Others – such as the almost-as-famous Lion.SVG – fail completely, you just get a big blob of colourless trash on screen
.
UPDATE: Lion.SVG now works OK. Colours are slightly wrong, but the complex image is rendering well – you actually get a lion now
However, all the Inkscape-authored files I’ve got are working fine, with all the tools (lines, curves, “freehand”) working as expected. That’s enough for most developer projects.
Guesses at fixing the remaining SVGKit bugs…
Just in case anyone reading this needs a perfect SVG renderer on iOS, and has the time to try and fix it, here’s some thoughts on what to look at next.
My guess is that the vast majority will render the correct *shape* (I’m confident those bugs are all fixed) – but there are some advanced curve shapes that no-one has implemented yet. I suspect that Lion.SVG is using them, hence why it’s such a big mess when it renders.
Separately, I think there’s an issue with z-order layering and/or the implementation of the “fill” command in SVG, that’s causing things like Tiger.SVG to be the right shape, but missing all their internal detail.
Hopefully, someone else can fix those soon. For now, I can say that everything I’ve got / made in Inkscape is working fine, which is good enough for me to get on with my game project.

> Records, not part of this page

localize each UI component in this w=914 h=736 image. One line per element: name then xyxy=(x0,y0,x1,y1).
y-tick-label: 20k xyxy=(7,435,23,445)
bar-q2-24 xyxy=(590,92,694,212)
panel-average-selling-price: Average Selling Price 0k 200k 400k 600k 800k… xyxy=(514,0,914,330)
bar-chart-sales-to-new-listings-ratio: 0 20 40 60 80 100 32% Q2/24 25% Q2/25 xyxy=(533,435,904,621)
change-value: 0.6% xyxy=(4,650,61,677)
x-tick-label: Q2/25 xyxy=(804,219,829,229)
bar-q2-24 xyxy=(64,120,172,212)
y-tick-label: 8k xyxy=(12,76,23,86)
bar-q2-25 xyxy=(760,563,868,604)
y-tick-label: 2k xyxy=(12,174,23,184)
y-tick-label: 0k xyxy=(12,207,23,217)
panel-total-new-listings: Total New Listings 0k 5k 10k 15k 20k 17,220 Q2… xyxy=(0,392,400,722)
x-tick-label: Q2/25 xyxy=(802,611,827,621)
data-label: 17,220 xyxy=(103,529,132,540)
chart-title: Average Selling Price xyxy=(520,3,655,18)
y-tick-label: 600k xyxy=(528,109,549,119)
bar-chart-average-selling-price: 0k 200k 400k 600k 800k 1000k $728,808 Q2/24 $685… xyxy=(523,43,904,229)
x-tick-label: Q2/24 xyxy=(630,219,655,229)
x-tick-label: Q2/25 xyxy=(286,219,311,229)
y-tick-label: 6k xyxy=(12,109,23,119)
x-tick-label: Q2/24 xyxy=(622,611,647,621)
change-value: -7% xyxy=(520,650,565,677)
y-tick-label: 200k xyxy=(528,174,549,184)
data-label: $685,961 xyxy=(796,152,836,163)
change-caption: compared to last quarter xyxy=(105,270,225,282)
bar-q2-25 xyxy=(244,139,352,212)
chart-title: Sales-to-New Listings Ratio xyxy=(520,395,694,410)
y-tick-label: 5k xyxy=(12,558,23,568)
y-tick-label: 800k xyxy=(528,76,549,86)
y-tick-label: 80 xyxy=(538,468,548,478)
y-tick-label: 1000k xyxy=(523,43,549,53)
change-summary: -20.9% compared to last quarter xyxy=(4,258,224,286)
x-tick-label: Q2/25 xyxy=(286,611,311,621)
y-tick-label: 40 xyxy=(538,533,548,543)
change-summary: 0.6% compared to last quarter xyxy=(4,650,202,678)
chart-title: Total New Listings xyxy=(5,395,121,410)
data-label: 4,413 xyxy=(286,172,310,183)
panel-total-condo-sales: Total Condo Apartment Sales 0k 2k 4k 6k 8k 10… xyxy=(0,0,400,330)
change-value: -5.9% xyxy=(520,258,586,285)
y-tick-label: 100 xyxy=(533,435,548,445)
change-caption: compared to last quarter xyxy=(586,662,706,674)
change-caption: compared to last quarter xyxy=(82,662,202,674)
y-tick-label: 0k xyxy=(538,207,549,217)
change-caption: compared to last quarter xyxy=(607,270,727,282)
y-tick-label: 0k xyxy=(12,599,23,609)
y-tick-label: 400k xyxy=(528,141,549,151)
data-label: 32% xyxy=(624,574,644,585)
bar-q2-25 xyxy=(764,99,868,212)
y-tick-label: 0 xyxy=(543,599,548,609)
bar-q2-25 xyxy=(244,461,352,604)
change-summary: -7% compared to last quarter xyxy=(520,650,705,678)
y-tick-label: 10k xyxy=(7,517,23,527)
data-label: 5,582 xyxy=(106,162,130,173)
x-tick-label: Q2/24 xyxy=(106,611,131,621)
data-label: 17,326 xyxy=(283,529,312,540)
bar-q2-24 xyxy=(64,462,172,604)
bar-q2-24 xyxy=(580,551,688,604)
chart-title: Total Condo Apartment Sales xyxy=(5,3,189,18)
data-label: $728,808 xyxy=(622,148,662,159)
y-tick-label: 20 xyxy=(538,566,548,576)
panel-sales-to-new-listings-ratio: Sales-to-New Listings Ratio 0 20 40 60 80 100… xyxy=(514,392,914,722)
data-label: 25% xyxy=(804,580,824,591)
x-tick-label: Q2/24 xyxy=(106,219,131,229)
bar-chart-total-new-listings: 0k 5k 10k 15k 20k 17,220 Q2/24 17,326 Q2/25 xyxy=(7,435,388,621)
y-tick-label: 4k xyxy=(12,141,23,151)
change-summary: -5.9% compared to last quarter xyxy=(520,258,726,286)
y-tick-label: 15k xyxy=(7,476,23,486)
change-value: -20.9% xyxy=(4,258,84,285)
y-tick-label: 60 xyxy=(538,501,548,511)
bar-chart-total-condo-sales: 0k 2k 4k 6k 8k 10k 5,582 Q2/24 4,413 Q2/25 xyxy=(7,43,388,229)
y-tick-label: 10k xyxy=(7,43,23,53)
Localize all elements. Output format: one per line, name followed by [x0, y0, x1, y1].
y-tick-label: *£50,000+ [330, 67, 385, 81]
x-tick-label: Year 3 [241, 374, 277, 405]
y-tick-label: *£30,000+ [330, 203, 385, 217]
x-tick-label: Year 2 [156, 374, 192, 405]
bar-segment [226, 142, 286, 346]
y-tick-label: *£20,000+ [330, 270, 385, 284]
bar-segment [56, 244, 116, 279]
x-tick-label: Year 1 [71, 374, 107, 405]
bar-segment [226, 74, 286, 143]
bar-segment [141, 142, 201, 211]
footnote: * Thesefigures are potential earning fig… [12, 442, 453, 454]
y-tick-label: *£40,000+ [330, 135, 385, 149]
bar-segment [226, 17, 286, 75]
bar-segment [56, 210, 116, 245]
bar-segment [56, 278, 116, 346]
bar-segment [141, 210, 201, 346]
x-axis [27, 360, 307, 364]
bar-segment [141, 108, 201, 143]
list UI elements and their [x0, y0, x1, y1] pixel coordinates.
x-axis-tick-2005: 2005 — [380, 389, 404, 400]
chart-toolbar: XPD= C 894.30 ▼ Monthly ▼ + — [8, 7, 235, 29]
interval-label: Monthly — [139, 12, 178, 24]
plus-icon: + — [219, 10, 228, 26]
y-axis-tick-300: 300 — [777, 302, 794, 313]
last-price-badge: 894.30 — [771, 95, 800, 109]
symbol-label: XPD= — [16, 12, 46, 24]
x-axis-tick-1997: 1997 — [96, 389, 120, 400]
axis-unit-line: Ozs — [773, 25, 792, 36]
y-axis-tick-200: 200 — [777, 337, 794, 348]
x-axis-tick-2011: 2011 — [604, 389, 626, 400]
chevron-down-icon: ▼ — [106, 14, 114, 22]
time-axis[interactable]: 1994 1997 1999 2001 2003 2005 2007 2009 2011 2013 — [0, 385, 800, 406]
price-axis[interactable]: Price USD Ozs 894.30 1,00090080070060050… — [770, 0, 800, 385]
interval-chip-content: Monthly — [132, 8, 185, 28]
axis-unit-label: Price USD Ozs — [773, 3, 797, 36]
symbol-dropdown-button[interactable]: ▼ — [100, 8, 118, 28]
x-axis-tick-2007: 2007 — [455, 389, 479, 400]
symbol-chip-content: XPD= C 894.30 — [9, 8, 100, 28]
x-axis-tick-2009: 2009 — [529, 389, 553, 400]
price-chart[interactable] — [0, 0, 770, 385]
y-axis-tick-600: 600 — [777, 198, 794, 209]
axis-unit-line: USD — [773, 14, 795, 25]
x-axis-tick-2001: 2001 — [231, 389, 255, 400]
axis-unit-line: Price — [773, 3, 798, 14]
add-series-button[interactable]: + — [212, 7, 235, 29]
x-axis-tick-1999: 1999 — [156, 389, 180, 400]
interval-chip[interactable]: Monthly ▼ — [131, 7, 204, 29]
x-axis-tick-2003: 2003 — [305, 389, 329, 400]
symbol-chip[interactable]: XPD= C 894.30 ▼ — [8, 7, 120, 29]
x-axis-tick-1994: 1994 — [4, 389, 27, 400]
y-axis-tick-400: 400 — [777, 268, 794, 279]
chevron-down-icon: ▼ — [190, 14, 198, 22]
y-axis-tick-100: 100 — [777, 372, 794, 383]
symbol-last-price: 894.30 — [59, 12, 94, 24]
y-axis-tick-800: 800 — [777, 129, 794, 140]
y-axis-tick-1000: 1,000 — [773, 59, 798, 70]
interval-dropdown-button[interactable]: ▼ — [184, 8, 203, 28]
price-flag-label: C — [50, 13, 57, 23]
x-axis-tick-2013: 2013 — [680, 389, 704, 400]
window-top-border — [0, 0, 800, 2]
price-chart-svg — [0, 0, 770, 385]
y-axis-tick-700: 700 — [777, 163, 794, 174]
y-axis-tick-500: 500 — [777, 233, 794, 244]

UPDATE SPRING 2012: There is experimental support for CSS styles (which make the colours correct for every SVG file) – it’s not yet merged to the main fork (still needs testing).
Also, there is partial support for the “transform” attribute – currently only handles translation, not rotation. So, for instance, SVG files that have rotational symmetry (e.g. compass roses) fail badly. But this is coming soon…
Finally, there is partial support for SVG Text.
When all three of those have been tested and merged, SVGKit should be loading almost all SVG files correctly.